UC Davis Bioinformatics Core August 2019 RNA-Seq Workshop @ UCD

☰ Menu

Advanced Command-Line

The sed command

Let’s take a look at the ‘sed’ command. sed (short for stream editor) is a command that allows you to manipulate character data in various ways. One useful thing it can do is substitution. First, make a directory called “advanced” to work in, for this document. If you have access to /share/workshop, then make the “advanced” directory under your username there. If you don’t, just put the “advanced” directory in your home.
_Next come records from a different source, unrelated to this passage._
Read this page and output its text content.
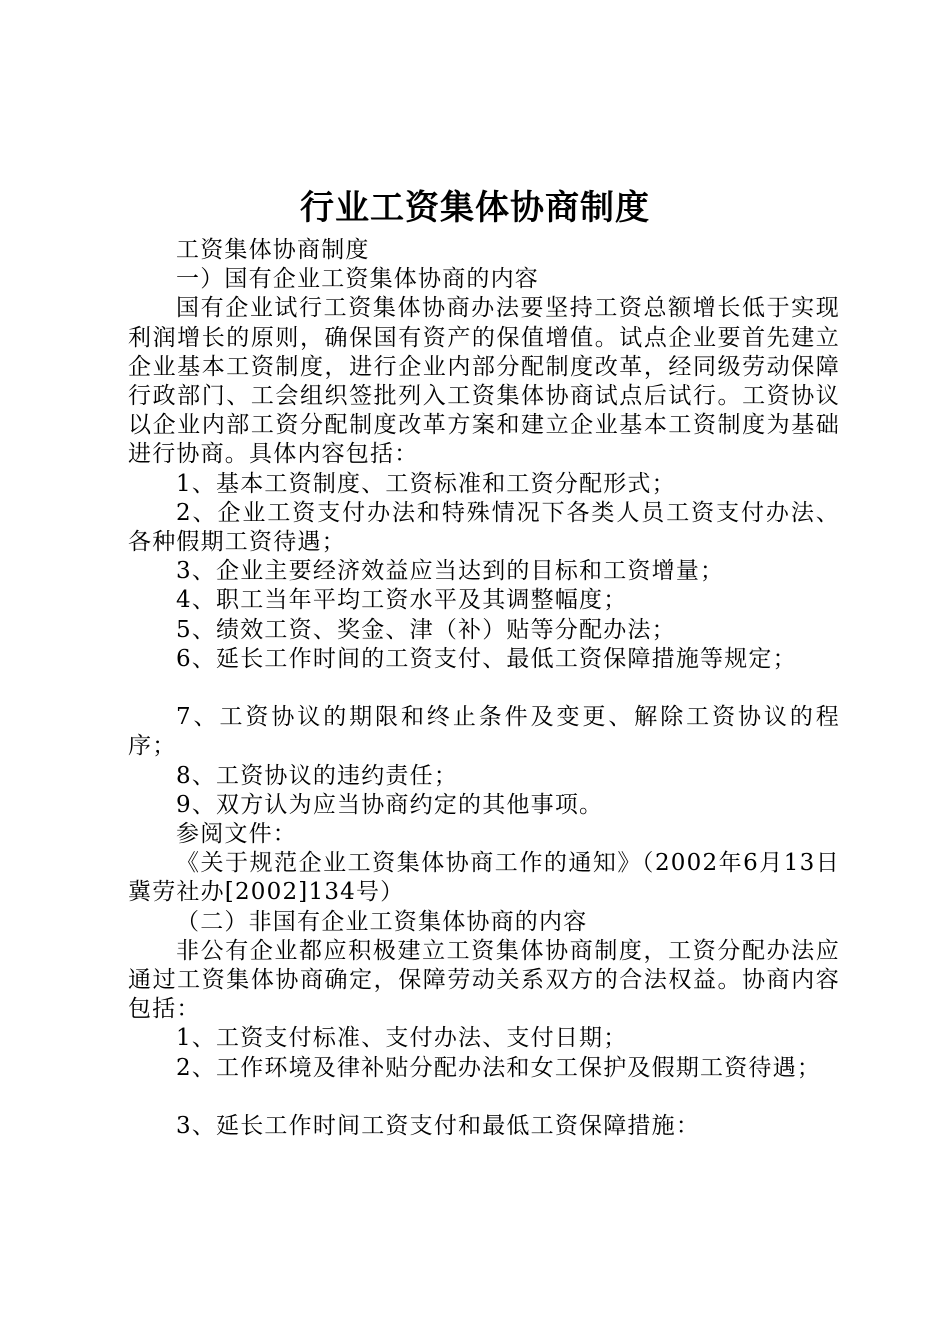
行业工资集体协商制度

工资集体协商制度

一）国有企业工资集体协商的内容

国有企业试行工资集体协商办法要坚持工资总额增长低于实现利润增长的原则，确保国有资产的保值增值。试点企业要首先建立企业基本工资制度，进行企业内部分配制度改革，经同级劳动保障行政部门、工会组织签批列入工资集体协商试点后试行。工资协议以企业内部工资分配制度改革方案和建立企业基本工资制度为基础进行协商。具体内容包括：

1、基本工资制度、工资标准和工资分配形式；

2、企业工资支付办法和特殊情况下各类人员工资支付办法、各种假期工资待遇；

3、企业主要经济效益应当达到的目标和工资增量；

4、职工当年平均工资水平及其调整幅度；

5、绩效工资、奖金、津（补）贴等分配办法；

6、延长工作时间的工资支付、最低工资保障措施等规定；

7、工资协议的期限和终止条件及变更、解除工资协议的程序；

8、工资协议的违约责任；

9、双方认为应当协商约定的其他事项。

参阅文件：

《关于规范企业工资集体协商工作的通知》（2002年6月13日冀劳社办[2002]134号）

（二）非国有企业工资集体协商的内容

非公有企业都应积极建立工资集体协商制度，工资分配办法应通过工资集体协商确定，保障劳动关系双方的合法权益。协商内容包括：

1、工资支付标准、支付办法、支付日期；

2、工作环境及律补贴分配办法和女工保护及假期工资待遇；

3、延长工作时间工资支付和最低工资保障措施：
The “$USER” variable contains your username.

cd /share/workshop/$USER/  # or, if this fails, just 'cd ~' or 'cd'
mkdir advanced
cd advanced/

Let’s copy over a simple file to work on:

cp /usr/share/common-licenses/BSD .

Take a look at the file:

cat BSD

Now, let’s change every occurence of the word “Redistribution” into “Mangling”:

cat BSD | sed 's/Redistribution/Mangling/gi'

Let’s break down the argument to sed (within the single quotes)… The “s” means “substitute”, the word between the 1st and 2nd forward slashes (i.e. /) is the word the substitute for, the word between the 2nd and 3rd slashes is the word to substitute with, and finally the “gi” at the end are flags for global substitution (i.e. substituting along an entire line instead of just the first occurence on a line), and for case insenstivity (i.e. it will ignore the case of the letters when doing the substitution).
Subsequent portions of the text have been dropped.